Luego, el actor popular interpuso incidente de desacato en contra del alcalde del municipio de Santo Tomás, porque no le dio cabal cumplimiento a la medida cautelar proferida en el auto que viene de mencionarse, incidente que fue despachado desfavorablemente a sus intereses, mediante proveído del 26 de febrero de 2019, proferido por el Tribunal Administrativo del Atlántico. 3.- Fundamentos de la acción El aquí actor manifestó que, en calidad de coadyuvante de la acción popular que impetró el señor Aureliano de Jesús Loaiza Velásquez, interponía una demanda de tutela en contra del auto del 26 de febrero de 2019, porque considera que vulnera los derechos fundamentales al debido proceso, de acceso a la administración de justicia, a la dignidad humana, al agua potable, a la salud y a la igualdad, en tanto que la autoridad judicial que lo profirió incurrió en un defecto fáctico, porque no valoró la totalidad de las pruebas allegadas al expediente que dan cuenta del incumplimiento de la medida cautelar y añadió que la parte motiva de la providencia no corresponde a la realidad procesal y no guarda congruencia con la parte resolutiva. 4.- La oposición 4.1.- Mediante auto de 19 de septiembre de 2019, se admitió la demanda de tutela, se dispuso notificar a la autoridad judicial accionada y se vinculó a la actuación a la Nación – Ministerio de Vivienda, al departamento del Atlántico, al municipio de Santo Tomás (Atlántico) y a la Sociedad de Acueducto, Alcantarillado y Aseo de Barranquilla S.A. E.S.P. “TRIPLE A” como terceros con interés3. 4.2.- La Nación – Ministerio de Vivienda, Ciudad y Territorio señaló que carece de legitimación en la causa por pasiva, toda vez que ese ente no tiene facultades o competencia para revocar o imponer sanciones por medio de fallos judiciales, dado que las mismas solo son competencia directa de los despachos judiciales4.

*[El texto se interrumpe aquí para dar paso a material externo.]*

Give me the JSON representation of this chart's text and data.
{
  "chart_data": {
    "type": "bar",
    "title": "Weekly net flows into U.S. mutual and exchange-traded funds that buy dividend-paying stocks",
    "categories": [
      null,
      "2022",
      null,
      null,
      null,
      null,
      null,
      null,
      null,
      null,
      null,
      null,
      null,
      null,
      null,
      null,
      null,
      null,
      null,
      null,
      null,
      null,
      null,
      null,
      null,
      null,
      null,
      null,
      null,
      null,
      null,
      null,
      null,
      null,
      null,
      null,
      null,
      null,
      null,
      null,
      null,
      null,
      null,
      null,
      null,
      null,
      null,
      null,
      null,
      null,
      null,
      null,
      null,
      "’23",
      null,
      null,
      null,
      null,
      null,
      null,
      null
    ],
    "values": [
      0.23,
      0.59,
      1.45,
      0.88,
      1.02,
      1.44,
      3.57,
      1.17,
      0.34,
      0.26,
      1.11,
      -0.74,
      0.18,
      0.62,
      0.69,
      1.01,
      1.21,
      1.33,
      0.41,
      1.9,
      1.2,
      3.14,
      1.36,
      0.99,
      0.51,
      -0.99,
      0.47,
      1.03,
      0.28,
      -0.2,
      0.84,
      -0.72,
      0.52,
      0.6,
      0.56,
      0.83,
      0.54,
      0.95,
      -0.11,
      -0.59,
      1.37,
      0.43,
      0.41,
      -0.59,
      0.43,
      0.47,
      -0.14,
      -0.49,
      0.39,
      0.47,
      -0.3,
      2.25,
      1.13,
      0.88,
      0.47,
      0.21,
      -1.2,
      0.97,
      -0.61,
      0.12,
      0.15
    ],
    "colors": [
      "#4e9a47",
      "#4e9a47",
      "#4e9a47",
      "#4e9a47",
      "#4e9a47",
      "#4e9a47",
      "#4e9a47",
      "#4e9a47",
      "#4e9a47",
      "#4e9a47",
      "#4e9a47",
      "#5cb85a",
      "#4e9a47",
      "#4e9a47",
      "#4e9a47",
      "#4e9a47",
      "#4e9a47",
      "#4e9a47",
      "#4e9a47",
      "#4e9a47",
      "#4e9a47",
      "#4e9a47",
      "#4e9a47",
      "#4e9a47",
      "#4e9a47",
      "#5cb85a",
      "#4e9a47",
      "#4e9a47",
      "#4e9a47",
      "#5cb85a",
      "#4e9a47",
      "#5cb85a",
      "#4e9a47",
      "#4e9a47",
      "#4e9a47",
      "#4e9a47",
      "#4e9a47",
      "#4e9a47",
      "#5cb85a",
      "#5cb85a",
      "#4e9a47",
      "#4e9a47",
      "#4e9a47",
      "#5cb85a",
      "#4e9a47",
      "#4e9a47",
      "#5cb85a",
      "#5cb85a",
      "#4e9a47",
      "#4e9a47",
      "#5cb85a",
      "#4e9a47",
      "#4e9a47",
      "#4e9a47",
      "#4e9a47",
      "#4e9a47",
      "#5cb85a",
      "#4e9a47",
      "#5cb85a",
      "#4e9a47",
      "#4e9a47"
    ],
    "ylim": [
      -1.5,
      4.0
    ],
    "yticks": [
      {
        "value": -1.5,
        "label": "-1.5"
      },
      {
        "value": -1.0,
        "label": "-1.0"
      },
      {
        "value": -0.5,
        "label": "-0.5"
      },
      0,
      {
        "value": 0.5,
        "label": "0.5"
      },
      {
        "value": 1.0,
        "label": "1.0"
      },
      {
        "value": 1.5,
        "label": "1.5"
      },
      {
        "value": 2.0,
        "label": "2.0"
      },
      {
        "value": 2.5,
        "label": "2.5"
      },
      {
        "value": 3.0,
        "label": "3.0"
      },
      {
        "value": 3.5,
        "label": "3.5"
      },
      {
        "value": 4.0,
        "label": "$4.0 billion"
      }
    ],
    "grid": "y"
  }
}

Además, manifestó que la medida cautelar decretada en el auto de 5 de junio de 2018 está direccionada a un cumplimiento por parte del municipio de Santo Tomás y de la Empresa Triple A. 4.3.- La Sociedad de Acueducto, Alcantarillado y Aseo de Barranquilla S.A. E.S.P. también se pronunció en este asunto y adujo su falta de legitimación en la causa por pasiva, como también la falta de legitimación en la causa por activa de la parte accionante, pues señaló que el señor Rafael Ángel Fontalvo Fontalvo no se encuentra reconocido como coadyuvante en la acción popular impetrada por el señor Aureliano de Jesús Loaiza Velásquez5. 4.4.- El departamento del Atlántico adujo que no es el agente vulnerador de los derechos fundamentales del accionante, por tanto, carece de legitimación en la causa por pasiva6. 4.4.- El Tribunal Administrativo del Atlántico manifestó que, en el auto de 26 de febrero de 2019, se expusieron de manera clara y razonada los fundamentos fácticos y jurídicos que se tuvieron en cuenta para resolver el incidente de desacato promovido por el actor popular Aureliano de Jesús Loaiza Velásquez, por tanto, solicitó que se nieguen las pretensiones de la demanda de tutela, en la medida en que la providencia enjuiciada no adolece de vicio alguno que lleve a dejarla sin efecto7.
II.- C O N S I D E R A C I O N E S 1.- La acción de tutela contra providencias judiciales La Sala Plena de lo Contencioso Administrativo del Consejo de Estado, en fallo de 31 de julio de 2012, unificó la postura en relación con la procedencia de la acción de tutela contra providencias judiciales8. Posteriormente, a través de una nueva sentencia de unificación, la Sala Plena de la Corporación adoptó los criterios expuestos por la Corte Constitucional en la sentencia C-590 de 2005 para determinar la procedencia de la acción constitucional contra providencia judicial y reiteró que la tutela es un mecanismo residual y excepcional para la protección de derechos fundamentales como lo señala el artículo 86 Constitucional y, por ende, se consideró que el amparo frente a decisiones judiciales no puede ser ajeno a esas características9.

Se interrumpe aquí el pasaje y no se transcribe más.